The request apparently fell on deaf ears; Tuesday is the last day of the month. “We’re still in an exploratory mode,” Rep. Kent Thompson told the Register Sunday afternoon. “I’m not seeing any clear path forward.” Because he is a member of the House Taxation Committee, Thompson would be among the first to know if a path to solvency was on track. Thompson, rural LaHarpe, represents Allen and Neosho counties.
“Steven Johnson (R-Assaria) is chairman of the committee and he’s bringing everyone in who has any ideas … and there are a lot of them.”
But no proposals, to do with mechanics or policy, have yet to find traction in the Republican-dominated Legislature. When one or more does — necessitated by Kansas’ cash-basis law — passage may depend on more than just those wearing GOP badges. For the first time in six years, the House has a more moderate bent thanks to the November election that ousted several ultra-conservative Republicans.
Among suggestions that has surfaced are one for an across-the-board spending cut of 6.95 percent and two in the Senate to cut school funding by $90 million or $120 million. None has advanced to bill form.
Thompson scoffs at their sincerity. “I think it’s more shock-and-awe,” with those making proposals that border on the ridiculous.
This year’s legislative exercise in state finance is only a preclude to 2018, Thompson said, when a shortfall is forecast at $500 million, and on the same track into fiscal 2019 that starts on July 1, 2018. Among his thoughts are some realignment of the income tax exemptions for 330,000 business and farm owners that were featured in the 2012-13 cuts.
“We have to look at it, absolutely,” Thompson said.
In his budget address Brownback spoke softly of that segment of the tax-paying public, in his conviction that putting money back in the hands of “job creators” would be a “shot of adrenalin for the economy.”

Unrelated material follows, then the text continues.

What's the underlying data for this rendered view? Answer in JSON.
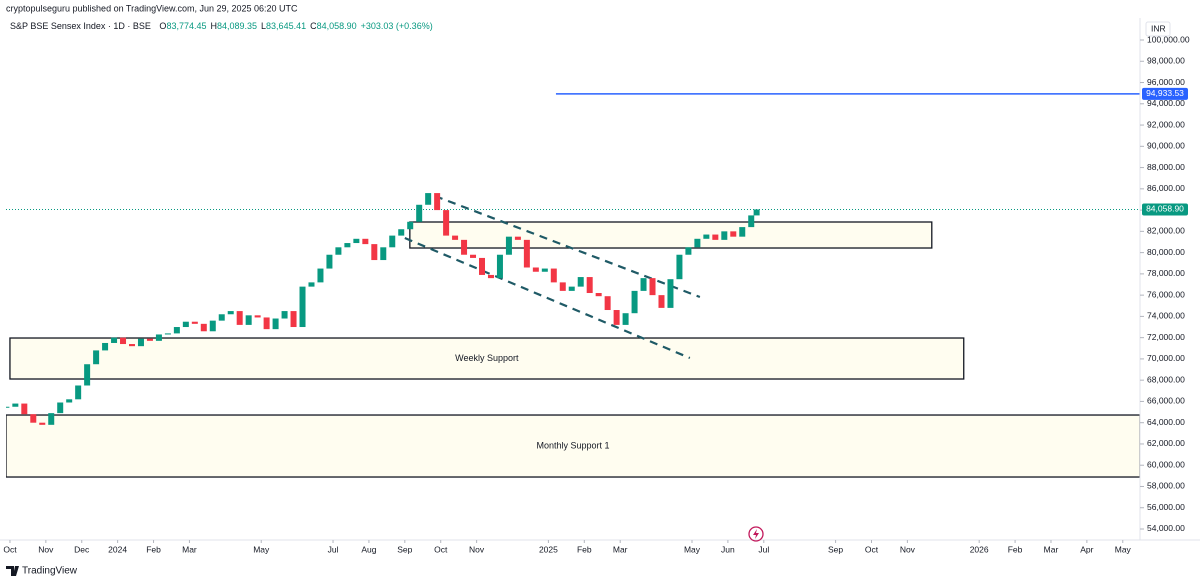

The concept, variously known as trickle-down or supply-side economics doesn’t have a track record of success, and in its nearly five years in Kansas.
Brownback also included on the revenue side of his budget increasing taxes on cigarettes and liquor, selling proceeds of the 1990s tobacco settlement earmarked for children’s learning programs and scaling back state contributions to KPERS.
Thompson views those quick fixes with distaste, particularly selling off the future of the tobacco settlement.
“We’re going to do something,” he said. “We have to. I just don’t know yet what it will be.”